Y, así, Lucía se convirtió en una nueva Violetta, una mujer en lucha constante contra sí misma, cuyo orgullo era su principal recurso para salir adelante en un mundo que, de tanto tenerlo predispuesto a su favor, se volvía, una y otra vez, en su contra.

Treinta años después, él seguía sintiéndola ligada a él, sin que sus ojos pudieran separarse jamás de sus sueños... apretada, como la hiedra, a esa pared blanca y eterna que un día construyera.

—He venido para que sepas que siempre estaré junto a ti —dijo él en aquel lejano día, sin que le hubiesen preguntado—. Venderás este coche, te cambiarás de casa, buscarás un nuevo trabajo... pero yo seguiré aquí, como hoy, en la calle por la que vas a pasar cada mañana cuando te levantes, en mitad del sueño que acariciará tu memoria por la noche, aunque tú no hayas querido soñarlo.

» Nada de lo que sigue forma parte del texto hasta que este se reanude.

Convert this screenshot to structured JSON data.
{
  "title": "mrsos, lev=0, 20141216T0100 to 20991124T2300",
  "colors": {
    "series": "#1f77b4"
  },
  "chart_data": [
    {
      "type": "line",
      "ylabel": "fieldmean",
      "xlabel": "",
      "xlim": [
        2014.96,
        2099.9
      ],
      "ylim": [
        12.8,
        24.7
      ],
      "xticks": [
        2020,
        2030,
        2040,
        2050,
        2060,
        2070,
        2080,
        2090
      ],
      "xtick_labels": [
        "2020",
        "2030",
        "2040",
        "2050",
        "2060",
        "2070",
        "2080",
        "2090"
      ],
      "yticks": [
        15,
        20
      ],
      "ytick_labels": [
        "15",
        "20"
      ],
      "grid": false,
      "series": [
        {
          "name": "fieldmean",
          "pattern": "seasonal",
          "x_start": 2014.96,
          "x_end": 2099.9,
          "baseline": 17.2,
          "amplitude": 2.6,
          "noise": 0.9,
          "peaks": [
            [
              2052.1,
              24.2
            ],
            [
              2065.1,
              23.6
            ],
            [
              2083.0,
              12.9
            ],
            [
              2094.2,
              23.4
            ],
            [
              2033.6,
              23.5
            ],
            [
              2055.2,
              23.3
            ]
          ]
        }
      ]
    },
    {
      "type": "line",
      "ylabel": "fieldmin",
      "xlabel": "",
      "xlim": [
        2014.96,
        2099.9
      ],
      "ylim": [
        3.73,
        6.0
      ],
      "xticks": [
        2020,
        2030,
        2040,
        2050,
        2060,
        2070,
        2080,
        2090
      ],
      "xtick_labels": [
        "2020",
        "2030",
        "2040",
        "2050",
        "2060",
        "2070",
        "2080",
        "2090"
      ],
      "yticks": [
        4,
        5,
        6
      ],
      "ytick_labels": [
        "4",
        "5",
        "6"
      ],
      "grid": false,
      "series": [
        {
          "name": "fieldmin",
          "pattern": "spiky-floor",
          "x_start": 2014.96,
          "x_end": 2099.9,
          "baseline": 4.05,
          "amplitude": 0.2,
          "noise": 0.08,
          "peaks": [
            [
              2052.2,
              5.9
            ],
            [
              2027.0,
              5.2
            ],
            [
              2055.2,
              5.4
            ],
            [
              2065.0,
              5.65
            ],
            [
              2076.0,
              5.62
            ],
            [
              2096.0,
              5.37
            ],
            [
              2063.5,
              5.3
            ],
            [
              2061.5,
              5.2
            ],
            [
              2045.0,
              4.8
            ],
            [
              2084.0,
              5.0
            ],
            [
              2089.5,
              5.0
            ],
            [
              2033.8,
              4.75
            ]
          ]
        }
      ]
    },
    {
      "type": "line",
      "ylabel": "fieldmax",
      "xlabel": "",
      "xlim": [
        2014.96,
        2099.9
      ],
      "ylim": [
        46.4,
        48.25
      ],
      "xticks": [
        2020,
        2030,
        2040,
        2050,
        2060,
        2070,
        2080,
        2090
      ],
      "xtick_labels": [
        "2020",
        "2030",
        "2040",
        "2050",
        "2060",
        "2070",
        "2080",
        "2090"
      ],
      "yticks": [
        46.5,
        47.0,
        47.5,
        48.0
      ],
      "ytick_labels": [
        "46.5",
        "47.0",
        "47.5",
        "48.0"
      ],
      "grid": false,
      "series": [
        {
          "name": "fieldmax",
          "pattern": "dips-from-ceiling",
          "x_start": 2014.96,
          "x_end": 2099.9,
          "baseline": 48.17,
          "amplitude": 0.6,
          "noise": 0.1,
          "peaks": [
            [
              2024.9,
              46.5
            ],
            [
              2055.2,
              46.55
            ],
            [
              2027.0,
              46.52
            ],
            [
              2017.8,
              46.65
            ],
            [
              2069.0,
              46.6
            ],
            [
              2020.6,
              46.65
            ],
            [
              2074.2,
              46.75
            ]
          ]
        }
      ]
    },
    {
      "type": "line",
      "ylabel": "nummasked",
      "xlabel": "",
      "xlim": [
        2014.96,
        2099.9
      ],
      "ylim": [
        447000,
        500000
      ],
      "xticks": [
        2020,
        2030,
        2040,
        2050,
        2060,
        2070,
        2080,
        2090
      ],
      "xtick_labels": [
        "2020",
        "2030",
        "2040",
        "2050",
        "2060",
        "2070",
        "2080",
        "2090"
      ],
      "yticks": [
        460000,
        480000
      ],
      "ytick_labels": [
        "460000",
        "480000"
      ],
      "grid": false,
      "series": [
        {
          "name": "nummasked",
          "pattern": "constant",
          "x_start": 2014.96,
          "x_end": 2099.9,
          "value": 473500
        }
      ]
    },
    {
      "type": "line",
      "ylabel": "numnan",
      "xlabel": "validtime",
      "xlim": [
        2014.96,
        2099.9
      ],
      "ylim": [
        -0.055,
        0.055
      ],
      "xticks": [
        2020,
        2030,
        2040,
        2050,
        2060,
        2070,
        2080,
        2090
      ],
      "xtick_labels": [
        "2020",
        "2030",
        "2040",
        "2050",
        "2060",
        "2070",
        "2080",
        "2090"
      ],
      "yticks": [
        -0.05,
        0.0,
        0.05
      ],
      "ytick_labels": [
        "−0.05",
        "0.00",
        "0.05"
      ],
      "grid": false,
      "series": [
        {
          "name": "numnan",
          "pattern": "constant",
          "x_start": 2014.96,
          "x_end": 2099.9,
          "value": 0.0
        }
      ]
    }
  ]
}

Los poemas de Juan Ramón se borraron con el paso del tiempo; los besos y las promesas volaron, con las nubes, hacia el este; los sueños de peces, tortugas y delfines fueron incinerados en el crematorio del olvido...
Pero él volvió ese día, treinta años y una noche después, y comprobó que allí seguía la hiedra: apretada, fuerte, robusta. Y eso que la vida había pasado, como el agua pasa bajo el puente del dormir.
 
Se tumbó sobre la reverdecida hierba de abril y se sintió casi feliz. Tan solo una débil sombra de tristeza cruzó, fugaz, por su ánimo. Cuando la sombra hubo pasado, cerró los ojos, encendió su teléfono móvil y se puso a escuchar la vieja canción de Los Panchos: "Donde quiera que estés...".